After some time of chasing and locating
this rulebook I have succeeded. Despite being made in now long gone
2006 and not supported any more by GW, it still an interesting
game. Aeronautica Imperialis have in many ways influenced many of
following “hits” of gaming industry. X-wing is one of them. How
to summarize the overall impression if this game in brief sentence?
Peculiar dogfight.
Lets try to break it down in smaller
points and elaborate on high and low point of this definitely
interesting game.
- Stand alone game.
- Dogfight
- Peculiar details
- Juicy extras and balance
Stand alone game.

Dogfight.
Well... put it this way, Imperium of
Man is dying and backwards, just for the sake of Space Marines being
cool dudes of entire setting.
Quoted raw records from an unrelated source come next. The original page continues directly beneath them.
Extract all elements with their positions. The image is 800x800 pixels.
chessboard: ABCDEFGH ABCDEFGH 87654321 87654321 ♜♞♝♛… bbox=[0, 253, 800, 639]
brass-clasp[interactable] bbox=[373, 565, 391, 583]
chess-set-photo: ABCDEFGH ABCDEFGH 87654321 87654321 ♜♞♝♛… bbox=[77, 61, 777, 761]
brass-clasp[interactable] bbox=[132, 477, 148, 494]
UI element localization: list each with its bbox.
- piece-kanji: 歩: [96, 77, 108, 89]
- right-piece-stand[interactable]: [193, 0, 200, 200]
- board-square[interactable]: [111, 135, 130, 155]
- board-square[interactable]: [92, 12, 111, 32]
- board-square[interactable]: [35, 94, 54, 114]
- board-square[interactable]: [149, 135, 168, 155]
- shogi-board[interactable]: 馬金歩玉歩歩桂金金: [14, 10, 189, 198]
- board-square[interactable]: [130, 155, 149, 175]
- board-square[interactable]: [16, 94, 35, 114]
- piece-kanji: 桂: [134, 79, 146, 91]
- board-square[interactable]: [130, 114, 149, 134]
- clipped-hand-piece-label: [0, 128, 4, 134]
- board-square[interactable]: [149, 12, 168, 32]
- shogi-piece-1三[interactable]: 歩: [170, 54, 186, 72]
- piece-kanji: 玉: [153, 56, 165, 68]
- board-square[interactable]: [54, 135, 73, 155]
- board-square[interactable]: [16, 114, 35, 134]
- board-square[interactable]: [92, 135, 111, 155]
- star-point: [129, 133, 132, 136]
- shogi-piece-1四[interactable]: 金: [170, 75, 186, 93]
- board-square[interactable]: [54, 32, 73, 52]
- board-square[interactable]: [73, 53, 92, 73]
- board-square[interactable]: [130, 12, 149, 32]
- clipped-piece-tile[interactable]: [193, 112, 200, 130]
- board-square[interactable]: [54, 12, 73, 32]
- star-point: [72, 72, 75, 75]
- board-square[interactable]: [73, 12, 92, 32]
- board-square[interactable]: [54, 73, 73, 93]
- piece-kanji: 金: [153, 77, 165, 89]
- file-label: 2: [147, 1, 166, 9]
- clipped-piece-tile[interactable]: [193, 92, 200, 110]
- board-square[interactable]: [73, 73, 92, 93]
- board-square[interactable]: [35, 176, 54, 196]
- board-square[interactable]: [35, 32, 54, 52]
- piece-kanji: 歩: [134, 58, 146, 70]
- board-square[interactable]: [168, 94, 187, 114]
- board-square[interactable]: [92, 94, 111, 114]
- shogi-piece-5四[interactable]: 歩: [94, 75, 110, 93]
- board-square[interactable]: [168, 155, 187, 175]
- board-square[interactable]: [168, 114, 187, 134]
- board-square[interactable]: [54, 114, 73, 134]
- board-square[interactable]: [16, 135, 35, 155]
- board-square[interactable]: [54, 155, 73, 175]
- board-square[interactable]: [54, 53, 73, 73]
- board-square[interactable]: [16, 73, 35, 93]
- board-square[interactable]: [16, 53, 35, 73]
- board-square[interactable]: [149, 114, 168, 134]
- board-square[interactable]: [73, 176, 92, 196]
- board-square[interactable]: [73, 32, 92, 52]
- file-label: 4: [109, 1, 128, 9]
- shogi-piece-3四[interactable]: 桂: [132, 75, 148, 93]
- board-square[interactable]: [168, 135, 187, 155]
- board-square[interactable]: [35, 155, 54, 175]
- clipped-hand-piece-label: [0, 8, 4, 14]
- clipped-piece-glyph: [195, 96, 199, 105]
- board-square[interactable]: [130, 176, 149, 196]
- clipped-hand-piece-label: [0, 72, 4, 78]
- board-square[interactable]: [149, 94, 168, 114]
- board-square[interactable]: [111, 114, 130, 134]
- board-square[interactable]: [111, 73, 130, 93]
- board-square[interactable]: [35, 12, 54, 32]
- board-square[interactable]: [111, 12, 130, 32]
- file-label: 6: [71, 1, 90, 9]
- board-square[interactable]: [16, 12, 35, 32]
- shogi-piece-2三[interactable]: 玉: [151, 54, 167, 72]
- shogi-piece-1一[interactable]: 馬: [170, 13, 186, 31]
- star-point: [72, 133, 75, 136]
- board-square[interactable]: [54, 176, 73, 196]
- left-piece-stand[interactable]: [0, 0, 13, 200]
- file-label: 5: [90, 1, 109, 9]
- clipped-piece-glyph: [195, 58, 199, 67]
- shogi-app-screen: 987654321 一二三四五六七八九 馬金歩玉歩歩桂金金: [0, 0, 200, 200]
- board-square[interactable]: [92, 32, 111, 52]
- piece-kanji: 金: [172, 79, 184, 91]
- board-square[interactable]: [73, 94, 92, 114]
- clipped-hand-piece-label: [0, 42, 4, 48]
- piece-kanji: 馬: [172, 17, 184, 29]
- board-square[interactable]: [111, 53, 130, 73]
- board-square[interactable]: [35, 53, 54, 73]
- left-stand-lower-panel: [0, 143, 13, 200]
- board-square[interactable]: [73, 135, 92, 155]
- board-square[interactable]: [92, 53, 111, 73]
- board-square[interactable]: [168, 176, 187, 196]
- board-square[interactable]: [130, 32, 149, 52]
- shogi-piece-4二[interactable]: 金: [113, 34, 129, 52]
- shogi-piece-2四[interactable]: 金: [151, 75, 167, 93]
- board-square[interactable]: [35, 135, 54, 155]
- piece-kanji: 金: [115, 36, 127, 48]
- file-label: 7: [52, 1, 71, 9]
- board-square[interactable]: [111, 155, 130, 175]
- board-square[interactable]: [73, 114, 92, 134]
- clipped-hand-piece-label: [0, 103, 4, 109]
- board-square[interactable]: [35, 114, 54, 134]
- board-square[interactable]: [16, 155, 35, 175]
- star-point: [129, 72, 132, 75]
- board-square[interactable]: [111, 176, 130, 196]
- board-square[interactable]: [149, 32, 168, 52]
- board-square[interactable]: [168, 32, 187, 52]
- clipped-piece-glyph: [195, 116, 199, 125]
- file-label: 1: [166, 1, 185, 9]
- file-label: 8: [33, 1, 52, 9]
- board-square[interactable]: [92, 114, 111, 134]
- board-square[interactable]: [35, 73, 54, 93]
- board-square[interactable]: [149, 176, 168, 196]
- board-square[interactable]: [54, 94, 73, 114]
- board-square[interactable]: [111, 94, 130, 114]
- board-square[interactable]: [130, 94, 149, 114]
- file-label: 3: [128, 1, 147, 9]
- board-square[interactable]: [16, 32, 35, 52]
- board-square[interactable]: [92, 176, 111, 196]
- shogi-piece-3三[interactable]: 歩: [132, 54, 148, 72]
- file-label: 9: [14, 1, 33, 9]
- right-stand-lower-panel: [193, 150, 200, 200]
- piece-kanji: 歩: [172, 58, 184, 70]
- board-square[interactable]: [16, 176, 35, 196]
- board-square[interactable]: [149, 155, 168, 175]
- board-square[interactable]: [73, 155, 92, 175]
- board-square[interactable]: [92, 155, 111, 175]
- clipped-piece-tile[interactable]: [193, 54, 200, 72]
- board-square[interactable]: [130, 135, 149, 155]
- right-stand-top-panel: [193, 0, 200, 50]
In case of Aeronautica Imperialis this
put an emphasize onto close aerial fighting, without Space marines on a main roles. Instead Imperial players fly with Navy. On a technical side, in time of
Imperium, Thunderbolt fighters can fly to the orbit of the planet but
they have no radar and heat-seeking missiles have less firepower than
autocannon. So pilots main activity is to get on enemy's tail and
pepper it with bullets. All other missions like Bombing raids, troop
insertion, Air patrols are added on top that sweet adrenaline of
“dakka-dakka”.
Peculiar details.
Luckily we were not using advanced
rules, but still some small things like overshooting enemy because
your speed is higher than his, firing loads of shots and not scoring
anything because you needed 6+, hitting but not damaging plane
(similar to roll to wound), makes Aeronautica Imperialis a very
detailed game. This in my opinion is both strong and weak point of
it.
On a strong side: it really delivers a
shot-by-shot dogfight experience.
On the other side: the very complexity
of it slows it down.
Game system written by Games Workshop
veteran Warwick Kindrade is as simple as it gets for a aerial combat
simulator (though book insists that it is not a simulator). But to
make it's gameplay faster and even more easier to grasp and master it
would have to lose many of its detail which make it so rich. For
example 4 vs 4 game of X-wing takes an hour to complete, Axis and
Allies: Wings of Victory is similar in speed.
Juicy extras

Overall
book is high quality hard back with typical Forgeworld glossy paper.
Currently sold together with supplement for 40k games for £30.
Probably while stock lasts. Since GW discontinued its Specialist
games in 2012, this book would be a collectors, not gamers buy. For
now there are much faster and more competitive games on a market. But
of coarse, they are not in Warhammer 40000 universe.